Results: MDGA2, a recently discovered cell adhesion molecule of the IgCAM superfamily, is highly expressed in dorsolaterally located (dI1) spinal interneurons. Functional studies inactivating MDGA2 by RNA interference (RNAi) or function-blocking antibodies demonstrate that either treatment results in a lack of commissural axon growth along the longitudinal axis. Moreover, results from RNAi experiments targeting the contralateral side together with binding studies suggest that homophilic MDGA2 interactions between ipsilaterally projecting axons and post-crossing commissural axons may be the basis of axonal growth along the longitudinal axis.

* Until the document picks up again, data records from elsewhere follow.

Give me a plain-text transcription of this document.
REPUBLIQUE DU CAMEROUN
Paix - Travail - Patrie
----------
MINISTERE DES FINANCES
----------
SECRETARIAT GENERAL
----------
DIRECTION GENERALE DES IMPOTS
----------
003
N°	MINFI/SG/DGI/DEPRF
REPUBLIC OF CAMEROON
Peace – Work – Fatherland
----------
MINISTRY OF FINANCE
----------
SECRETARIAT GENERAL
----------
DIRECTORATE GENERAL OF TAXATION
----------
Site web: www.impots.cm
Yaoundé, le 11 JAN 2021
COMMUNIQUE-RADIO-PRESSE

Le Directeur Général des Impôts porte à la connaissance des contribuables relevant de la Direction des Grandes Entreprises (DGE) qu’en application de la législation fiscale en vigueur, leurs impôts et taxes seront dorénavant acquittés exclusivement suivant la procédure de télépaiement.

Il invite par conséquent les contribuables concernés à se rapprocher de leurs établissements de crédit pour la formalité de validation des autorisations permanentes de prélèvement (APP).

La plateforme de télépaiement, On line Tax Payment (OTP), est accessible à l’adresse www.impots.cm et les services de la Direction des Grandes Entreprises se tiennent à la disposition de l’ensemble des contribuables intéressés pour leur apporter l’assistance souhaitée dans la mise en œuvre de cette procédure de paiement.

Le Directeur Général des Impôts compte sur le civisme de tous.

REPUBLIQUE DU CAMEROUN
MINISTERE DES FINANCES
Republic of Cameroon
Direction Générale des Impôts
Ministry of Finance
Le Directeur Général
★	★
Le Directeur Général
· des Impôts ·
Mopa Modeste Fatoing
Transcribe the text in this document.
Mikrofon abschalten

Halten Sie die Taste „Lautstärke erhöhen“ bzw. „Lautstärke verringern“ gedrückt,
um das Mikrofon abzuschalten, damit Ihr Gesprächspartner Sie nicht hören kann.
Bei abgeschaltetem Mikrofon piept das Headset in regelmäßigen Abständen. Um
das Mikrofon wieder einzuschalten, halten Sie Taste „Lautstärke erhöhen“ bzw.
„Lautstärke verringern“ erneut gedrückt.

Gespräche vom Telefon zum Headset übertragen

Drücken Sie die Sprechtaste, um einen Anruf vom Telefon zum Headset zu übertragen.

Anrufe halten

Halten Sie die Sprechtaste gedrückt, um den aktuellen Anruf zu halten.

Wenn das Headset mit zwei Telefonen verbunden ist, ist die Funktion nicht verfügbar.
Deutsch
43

Conclusions: Directed axonal growth of dorsal commissural interneurons requires an elaborate mixture of instructive (guidance) and permissive (outgrowth supporting) molecules. While Wnt and Sonic hedgehog (Shh) signalling pathways have been shown to specify the growth direction of post-crossing commissural axons, our study now provides evidence that homophilic MDGA2 interactions are essential for axonal extension along the longitudinal axis. Interestingly, so far each part of the complex axonal trajectory of commissural axons uses its own set of guidance and growth-promoting molecules, possibly explaining why such a high number of molecules influencing the growth pattern of commissural interneurons has been identified.